Las cifras de muertos y heridos varían según las fuentes. Manuel Argüello Mora afirmó que las fuerzas del Gobierno sufrieron más de sesenta muertos y cien heridos, mientras que entre los moristas hubo alrededor de cincuenta bajas. Máximo Blanco, por su parte, informó que sesenta de sus hombres habían quedado fuera de combate entre muertos y heridos.

Aunque no es posible establecer una cifra definitiva, los testimonios coinciden en que el enfrentamiento ocasionó numerosas víctimas en muy poco tiempo.

La derrota y captura de Mora

Tras la caída de La Angostura, la insurrección quedó prácticamente destruida. Juan Rafael Mora buscó refugio en Puntarenas y posteriormente se entregó a las autoridades, con la esperanza de que se respetara la vida de sus compañeros.

Un consejo de guerra organizado apresuradamente condenó a muerte a Juan Rafael Mora Porras, Ignacio Arancibia y José María Cañas Escamilla. José Joaquín Mora, Manuel Argüello, Manuel Cañas y Leónidas Orozco fueron sentenciados al destierro perpetuo.

Juan Rafael Mora Porras e Ignacio Arancibia fueron fusilados en Puntarenas el 30 de septiembre de 1860.

José María Cañas no fue ejecutado ese mismo día. Su sentencia fue confirmada mediante un decreto del Consejo de Gobierno reunido en San José y fue fusilado el 2 de octubre de 1860.

Así terminó, de manera trágica, la vida de dos de las figuras más sobresalientes de la Campaña Nacional contra William Walker.

Doña Micaelita y la tradición porteña

El artículo publicado en julio de 1946 por la revista Del Puntarenas de Ayer y Hoy recoge una tradición oral relacionada con aquellos acontecimientos.

Según el relato, una mujer porteña conocida cariñosamente como doña Micaelita, esposa del cónsul colombiano en Puntarenas, habría protegido temporalmente a Juan Rafael Mora. Para ocultarlo de quienes lo buscaban, lo habría escondido dentro del toldo de su cama matrimonial.

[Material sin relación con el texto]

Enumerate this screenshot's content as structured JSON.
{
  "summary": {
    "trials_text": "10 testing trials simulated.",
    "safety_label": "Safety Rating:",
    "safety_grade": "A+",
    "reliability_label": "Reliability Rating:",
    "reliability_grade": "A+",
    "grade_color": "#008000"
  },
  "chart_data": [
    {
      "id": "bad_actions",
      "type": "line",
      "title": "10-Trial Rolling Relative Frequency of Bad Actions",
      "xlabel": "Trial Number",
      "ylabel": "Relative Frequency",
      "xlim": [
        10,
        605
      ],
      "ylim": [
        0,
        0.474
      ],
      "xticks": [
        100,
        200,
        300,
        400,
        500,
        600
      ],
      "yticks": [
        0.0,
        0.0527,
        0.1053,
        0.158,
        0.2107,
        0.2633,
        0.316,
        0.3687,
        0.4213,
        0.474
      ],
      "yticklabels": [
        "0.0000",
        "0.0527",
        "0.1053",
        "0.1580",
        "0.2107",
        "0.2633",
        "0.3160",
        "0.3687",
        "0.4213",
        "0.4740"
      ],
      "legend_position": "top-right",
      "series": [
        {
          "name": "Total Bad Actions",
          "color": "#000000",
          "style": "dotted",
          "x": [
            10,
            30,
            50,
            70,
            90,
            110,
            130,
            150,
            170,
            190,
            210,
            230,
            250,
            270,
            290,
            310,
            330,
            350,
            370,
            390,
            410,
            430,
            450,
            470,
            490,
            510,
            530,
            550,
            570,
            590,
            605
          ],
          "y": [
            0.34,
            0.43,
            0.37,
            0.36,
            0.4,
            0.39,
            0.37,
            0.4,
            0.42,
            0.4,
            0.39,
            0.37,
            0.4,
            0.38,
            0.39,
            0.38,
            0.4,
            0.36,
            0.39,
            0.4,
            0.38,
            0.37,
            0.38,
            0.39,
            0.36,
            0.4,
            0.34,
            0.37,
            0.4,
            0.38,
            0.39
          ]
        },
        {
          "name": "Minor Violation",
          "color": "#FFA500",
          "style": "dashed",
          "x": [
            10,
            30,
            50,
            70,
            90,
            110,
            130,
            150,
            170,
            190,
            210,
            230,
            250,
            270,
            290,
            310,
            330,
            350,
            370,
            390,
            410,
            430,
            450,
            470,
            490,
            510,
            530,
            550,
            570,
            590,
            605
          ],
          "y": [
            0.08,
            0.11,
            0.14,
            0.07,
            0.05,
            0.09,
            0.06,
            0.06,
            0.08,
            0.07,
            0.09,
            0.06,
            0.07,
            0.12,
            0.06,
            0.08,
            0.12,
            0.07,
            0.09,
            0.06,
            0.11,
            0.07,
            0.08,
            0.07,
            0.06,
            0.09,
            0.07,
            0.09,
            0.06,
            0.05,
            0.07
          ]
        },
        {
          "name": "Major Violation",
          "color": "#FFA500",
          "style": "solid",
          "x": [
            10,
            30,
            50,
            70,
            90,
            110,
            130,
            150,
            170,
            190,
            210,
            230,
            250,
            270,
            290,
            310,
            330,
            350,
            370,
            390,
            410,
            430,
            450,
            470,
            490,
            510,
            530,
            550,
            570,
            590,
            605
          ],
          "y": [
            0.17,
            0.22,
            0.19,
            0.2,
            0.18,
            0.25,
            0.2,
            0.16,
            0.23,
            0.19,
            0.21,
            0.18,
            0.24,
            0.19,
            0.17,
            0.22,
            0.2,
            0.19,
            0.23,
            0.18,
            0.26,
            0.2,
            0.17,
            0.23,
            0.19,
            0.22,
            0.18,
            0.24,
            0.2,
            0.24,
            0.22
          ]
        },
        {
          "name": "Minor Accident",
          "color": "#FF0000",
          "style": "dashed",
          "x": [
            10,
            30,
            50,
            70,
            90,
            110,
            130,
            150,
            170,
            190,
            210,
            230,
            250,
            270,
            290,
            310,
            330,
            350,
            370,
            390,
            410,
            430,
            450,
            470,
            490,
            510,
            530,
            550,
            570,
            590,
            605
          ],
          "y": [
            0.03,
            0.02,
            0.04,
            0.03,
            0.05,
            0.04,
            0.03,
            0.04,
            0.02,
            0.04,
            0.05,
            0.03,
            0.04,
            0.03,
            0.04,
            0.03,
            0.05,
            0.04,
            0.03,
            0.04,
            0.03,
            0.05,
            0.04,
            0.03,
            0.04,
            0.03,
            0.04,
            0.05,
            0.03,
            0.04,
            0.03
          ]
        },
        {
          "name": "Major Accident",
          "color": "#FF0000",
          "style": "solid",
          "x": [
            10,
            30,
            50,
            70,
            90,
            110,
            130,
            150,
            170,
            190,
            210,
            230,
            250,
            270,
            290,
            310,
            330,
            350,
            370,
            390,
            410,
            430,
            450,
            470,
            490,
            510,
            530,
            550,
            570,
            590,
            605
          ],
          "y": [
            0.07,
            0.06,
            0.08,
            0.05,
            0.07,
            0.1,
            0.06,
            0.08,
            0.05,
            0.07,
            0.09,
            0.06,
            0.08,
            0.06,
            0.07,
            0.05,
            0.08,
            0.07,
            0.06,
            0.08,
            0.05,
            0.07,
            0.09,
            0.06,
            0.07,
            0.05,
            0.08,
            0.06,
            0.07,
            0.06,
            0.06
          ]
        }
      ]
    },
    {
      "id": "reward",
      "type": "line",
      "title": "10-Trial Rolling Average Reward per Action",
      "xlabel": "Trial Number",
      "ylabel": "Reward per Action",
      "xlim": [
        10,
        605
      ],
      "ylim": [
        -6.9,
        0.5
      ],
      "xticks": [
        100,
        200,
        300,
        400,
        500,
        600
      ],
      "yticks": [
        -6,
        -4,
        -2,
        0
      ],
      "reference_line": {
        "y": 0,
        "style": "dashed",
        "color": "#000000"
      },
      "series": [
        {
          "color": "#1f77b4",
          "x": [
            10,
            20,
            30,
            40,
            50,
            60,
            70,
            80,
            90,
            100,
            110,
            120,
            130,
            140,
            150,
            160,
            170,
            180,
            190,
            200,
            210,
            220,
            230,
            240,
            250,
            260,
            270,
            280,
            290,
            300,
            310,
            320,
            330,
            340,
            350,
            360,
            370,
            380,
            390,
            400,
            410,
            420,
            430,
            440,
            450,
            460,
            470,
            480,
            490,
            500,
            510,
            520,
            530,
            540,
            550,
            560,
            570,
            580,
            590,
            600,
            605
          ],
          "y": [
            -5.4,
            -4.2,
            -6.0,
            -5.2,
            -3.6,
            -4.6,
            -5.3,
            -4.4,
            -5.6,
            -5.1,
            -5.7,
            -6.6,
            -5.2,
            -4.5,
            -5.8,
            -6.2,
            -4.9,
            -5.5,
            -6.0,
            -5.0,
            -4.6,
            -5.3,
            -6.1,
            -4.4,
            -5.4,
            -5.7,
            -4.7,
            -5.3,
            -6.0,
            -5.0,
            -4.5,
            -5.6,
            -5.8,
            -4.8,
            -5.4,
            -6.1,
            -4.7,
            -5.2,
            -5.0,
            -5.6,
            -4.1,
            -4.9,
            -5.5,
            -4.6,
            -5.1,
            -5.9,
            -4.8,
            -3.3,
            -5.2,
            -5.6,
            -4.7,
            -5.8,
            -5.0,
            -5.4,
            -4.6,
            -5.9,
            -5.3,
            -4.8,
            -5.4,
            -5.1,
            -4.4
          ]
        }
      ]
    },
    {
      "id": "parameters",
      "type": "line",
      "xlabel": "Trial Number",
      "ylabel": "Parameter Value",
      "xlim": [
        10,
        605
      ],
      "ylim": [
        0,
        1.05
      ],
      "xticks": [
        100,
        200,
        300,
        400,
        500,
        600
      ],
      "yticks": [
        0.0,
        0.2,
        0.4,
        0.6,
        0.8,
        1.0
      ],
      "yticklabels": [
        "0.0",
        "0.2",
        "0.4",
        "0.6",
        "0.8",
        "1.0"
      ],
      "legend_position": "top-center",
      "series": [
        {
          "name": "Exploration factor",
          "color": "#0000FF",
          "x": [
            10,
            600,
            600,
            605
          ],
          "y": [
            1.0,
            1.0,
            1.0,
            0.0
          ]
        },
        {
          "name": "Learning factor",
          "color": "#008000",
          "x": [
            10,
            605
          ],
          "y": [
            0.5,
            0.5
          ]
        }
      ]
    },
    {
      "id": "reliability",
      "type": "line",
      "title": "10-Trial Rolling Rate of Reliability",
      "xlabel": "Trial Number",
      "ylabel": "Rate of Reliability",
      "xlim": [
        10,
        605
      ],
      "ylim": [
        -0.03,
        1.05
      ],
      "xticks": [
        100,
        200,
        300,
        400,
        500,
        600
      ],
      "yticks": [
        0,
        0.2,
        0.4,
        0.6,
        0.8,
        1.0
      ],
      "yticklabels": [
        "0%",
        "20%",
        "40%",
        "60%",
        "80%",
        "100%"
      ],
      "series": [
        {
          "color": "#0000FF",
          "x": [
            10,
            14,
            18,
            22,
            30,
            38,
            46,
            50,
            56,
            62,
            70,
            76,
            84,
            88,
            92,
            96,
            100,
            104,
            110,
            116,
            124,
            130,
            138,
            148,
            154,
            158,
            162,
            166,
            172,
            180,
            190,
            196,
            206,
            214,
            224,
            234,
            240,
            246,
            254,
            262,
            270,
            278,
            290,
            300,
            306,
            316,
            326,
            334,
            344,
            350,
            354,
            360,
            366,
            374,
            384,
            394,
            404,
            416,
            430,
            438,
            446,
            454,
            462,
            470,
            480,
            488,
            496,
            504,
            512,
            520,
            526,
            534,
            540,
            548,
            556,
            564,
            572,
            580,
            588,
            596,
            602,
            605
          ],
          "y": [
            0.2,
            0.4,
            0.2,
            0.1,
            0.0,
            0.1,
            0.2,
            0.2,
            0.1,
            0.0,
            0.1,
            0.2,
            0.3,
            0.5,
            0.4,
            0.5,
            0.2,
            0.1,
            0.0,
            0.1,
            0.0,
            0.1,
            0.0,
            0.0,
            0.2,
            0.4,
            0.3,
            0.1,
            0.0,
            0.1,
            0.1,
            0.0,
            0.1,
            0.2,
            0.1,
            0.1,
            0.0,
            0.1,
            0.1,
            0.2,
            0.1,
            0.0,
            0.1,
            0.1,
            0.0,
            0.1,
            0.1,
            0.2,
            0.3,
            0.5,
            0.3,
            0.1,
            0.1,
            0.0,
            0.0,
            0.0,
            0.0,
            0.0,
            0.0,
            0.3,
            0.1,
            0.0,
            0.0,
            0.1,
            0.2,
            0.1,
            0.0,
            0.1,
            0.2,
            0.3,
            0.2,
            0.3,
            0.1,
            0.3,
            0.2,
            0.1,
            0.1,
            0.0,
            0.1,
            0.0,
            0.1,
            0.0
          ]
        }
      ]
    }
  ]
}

Este episodio procede de recuerdos transmitidos por antiguos habitantes de Puntarenas y debe presentarse como una tradición oral, no como un hecho plenamente comprobado mediante documentación oficial. No obstante, refleja la simpatía y lealtad que el antiguo mandatario todavía despertaba entre una parte de la población porteña.

El mismo recorte afirma que Mora requisó las embarcaciones disponibles en el puerto y estableció con ellas una línea de protección marítima, desde donde se habría mantenido fuego contra las fuerzas gubernamentales que avanzaban por tierra.

Un episodio que dividió al país

La Batalla de La Angostura no fue una lucha contra un invasor extranjero, sino un enfrentamiento entre costarricenses. De un lado se encontraba el Gobierno establecido después del golpe de Estado de 1859; del otro, quienes consideraban que Juan Rafael Mora era el legítimo presidente de la República.

El triunfo de las fuerzas gubernamentales consolidó temporalmente el poder de José María Montealegre y terminó con el intento de Mora de regresar a la presidencia. Sin embargo, los fusilamientos de Mora y Cañas dejaron una profunda herida en la memoria nacional y continúan siendo objeto de discusión histórica.

Con el paso de los años, la figura de Juan Rafael Mora fue reivindicada. En reconocimiento a su papel durante la Campaña Nacional de 1856-1857, fue declarado Héroe y Libertador Nacional por la Asamblea Legislativa en 2010.

La Angostura permanece, por tanto, como símbolo de una dolorosa paradoja: el hombre que encabezó la defensa de la soberanía costarricense frente al filibusterismo terminó fusilado por sus propios compatriotas, en la misma ciudad portuaria donde había intentado iniciar su regreso al poder.

Periódico De Puntarenas Ayer y hoy, Julio de 1946.